How many new and different versions of the Jesus story can the medium of film accommodate? Judging by Mark Burnett and Roma Downey’s new film Son of God, not too many: this is the traditional, predictable, stripped-down niceness taught in Sunday schools and nativity plays. But for a bare-bones presentation of Jesus, there sure seems to be a lot of flesh on screen—and what attractive flesh it is. With carefully styled hair, omnipresent smile, and sparkly eyes that say, “I see into your soul,” Diogo Morgado’s Jesus really puts the carnal in incarnate.
It’s not just me, I assure you: the Portuguese actor playing the Son of God has inspired the twitter hashtag #HotJesus. CNN anchor Carol Costello confessed to “gawking” at the actor. When CNN is getting hot and bothered for Jesus, that in itself is newsworthy.
Burnett and Downey’s film is adapted from the runaway success TV series that aired on the History Channel last year. The development process for the lengthier series involved a slew of Biblical scholars and religious leaders (full disclosure: I was one of them) who competed with debatable success to keep the show historically accurate and religiously squeaky clean. The space between historical accuracy and religious fidelity is pretty narrow indeed—might as well make it look as good as you can.
But must superhuman abilities translate into supermodel looks?
Historically, they almost always have. From Willem Dafoe’s Jesus in The Last Temptation to Robert Powell’s Christ in Zeffirelli’s masterpiece Jesus of Nazareth, Jesus has always had chiseled cheekbones, if not buns of steel.
Arguably, Christian art has been gussying up Jesus since ancient times. The portrayal of Jesus in a Roman mosaic from sixth century Ravenna, for example, communicates power, imperialism, conquest and… the ideal masculine form. Who doesn’t love a man in uniform?
But did Jesus actually look like this?
So far as the historical Jesus who walked the roads of ancient Galilee goes, we simply don’t know what he looked like. Some ancient biographers devoted plenty of space to the appearance of their subjects, but the Gospel writers did not think Jesus’s features important enough to mention. While Jesus at the Transfiguration is described as sparkly as Edward Cullen, the Gospels do not describe the shape of his nose, the glossiness of his hair, or the firmness of his midsection. While, theologically speaking, Jesus is a human being, there’s nothing in the Bible about him looking like a Greek God.

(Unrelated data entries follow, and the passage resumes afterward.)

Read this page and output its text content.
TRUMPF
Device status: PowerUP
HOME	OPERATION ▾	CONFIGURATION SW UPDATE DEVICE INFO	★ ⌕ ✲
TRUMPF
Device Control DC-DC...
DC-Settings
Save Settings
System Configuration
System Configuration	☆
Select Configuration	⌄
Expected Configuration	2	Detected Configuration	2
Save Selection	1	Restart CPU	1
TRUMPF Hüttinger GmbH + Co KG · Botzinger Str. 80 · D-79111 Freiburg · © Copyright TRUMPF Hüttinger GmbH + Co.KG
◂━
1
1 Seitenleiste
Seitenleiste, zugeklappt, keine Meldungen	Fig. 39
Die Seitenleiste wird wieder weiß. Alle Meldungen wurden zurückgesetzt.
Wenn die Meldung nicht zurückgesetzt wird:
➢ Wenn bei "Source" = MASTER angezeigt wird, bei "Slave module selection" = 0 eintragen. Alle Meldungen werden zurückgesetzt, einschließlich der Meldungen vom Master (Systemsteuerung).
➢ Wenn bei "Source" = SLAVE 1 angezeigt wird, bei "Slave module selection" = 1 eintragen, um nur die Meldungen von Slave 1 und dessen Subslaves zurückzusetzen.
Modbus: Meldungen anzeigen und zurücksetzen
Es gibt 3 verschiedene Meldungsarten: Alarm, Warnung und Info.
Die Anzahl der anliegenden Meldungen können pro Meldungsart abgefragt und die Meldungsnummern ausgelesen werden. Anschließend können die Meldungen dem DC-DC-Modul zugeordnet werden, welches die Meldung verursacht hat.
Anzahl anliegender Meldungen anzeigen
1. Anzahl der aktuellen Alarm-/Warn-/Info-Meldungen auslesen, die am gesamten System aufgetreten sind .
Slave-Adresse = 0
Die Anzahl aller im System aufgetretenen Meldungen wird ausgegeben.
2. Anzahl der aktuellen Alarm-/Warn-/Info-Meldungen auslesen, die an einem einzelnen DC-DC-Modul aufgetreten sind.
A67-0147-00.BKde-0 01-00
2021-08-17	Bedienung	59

While Jesus at the Transfiguration is described as sparkly as Edward Cullen, the Gospels do not describe the shape of his nose, the glossiness of his hair, or the firmness of his midsection.
Nor should we assume that he must have been good looking just to gather attention. Even in the ancient world, personal charisma did not always mean glossy locks and carefully trimmed beard. While the ancient Greeks were just as looks-obsessed as us, both Aesop (he of the fables) and Socrates (he of the hemlock and pedantic questions) were described as ugly. The Apostle Paul, who had no shortage of female admirers, is depicted in one early Christian text as a small, bald, bow-legged man, who sported a unibrow and sometimes the countenance of an angel.
Even though the descriptions of ancient witnesses essentially yield a blank slate, and this might seem to give filmmakers some leeway in choosing the hunk of their choice, there are some logical and historical constraints that no one really seems to acknowledge. Jewish actors are almost never cast to play the Son of God. Nor is anyone whose physical features resemble those of ancient Mediterraneans. On the basis of skeletal remains, physical anthropologists estimate that the average first-century Galilean male was around 5’ 4” and 136 pounds. But there has yet to be a single cinematic life of Jesus in which the protagonist shares (PDF)the build of your average teenage girl.
This is more serious than the Hollywood tendency to turn everyday people into pin-ups (think Denise Richards as nuclear scientist Christmas Jones in the 1999 James Bond film The World Is Not Enough). There’s more at stake in artistic representations of Jesus. When a bombshell plays a professor on screen the negative fallout is limited to the crushed expectations of the freshmen class; when Jesus is portrayed as a lily-white rock star it reinforces a system that privileges certain kinds of beauty.
In an interview with The New York Times, Morgado defended his casting, saying that his looks might make Jesus “more appealing” to a wider audience. Popular prejudice confirms Morgado’s suspicions: studies show that beautiful people are viewed as healthier, more likeable, and more trustworthy. In the absence of any real evidence for the appearance of the historical Jesus it says a great deal about us that we assume that Jesus must be attractive to be appealing.
Christians may be shooting themselves in the foot when it comes to casting Jesus. When Jesus is made all sexy for the screen, doesn’t it suggest that his words and deeds aren’t powerful enough on their own? They seem to have been for Paul. And Jesus himself doesn’t seem to have wanted to get us hot under the collar. But as long as beauty is linked to power, success, and moral goodness, silver-screened Jesus will continue to lead us into temptation.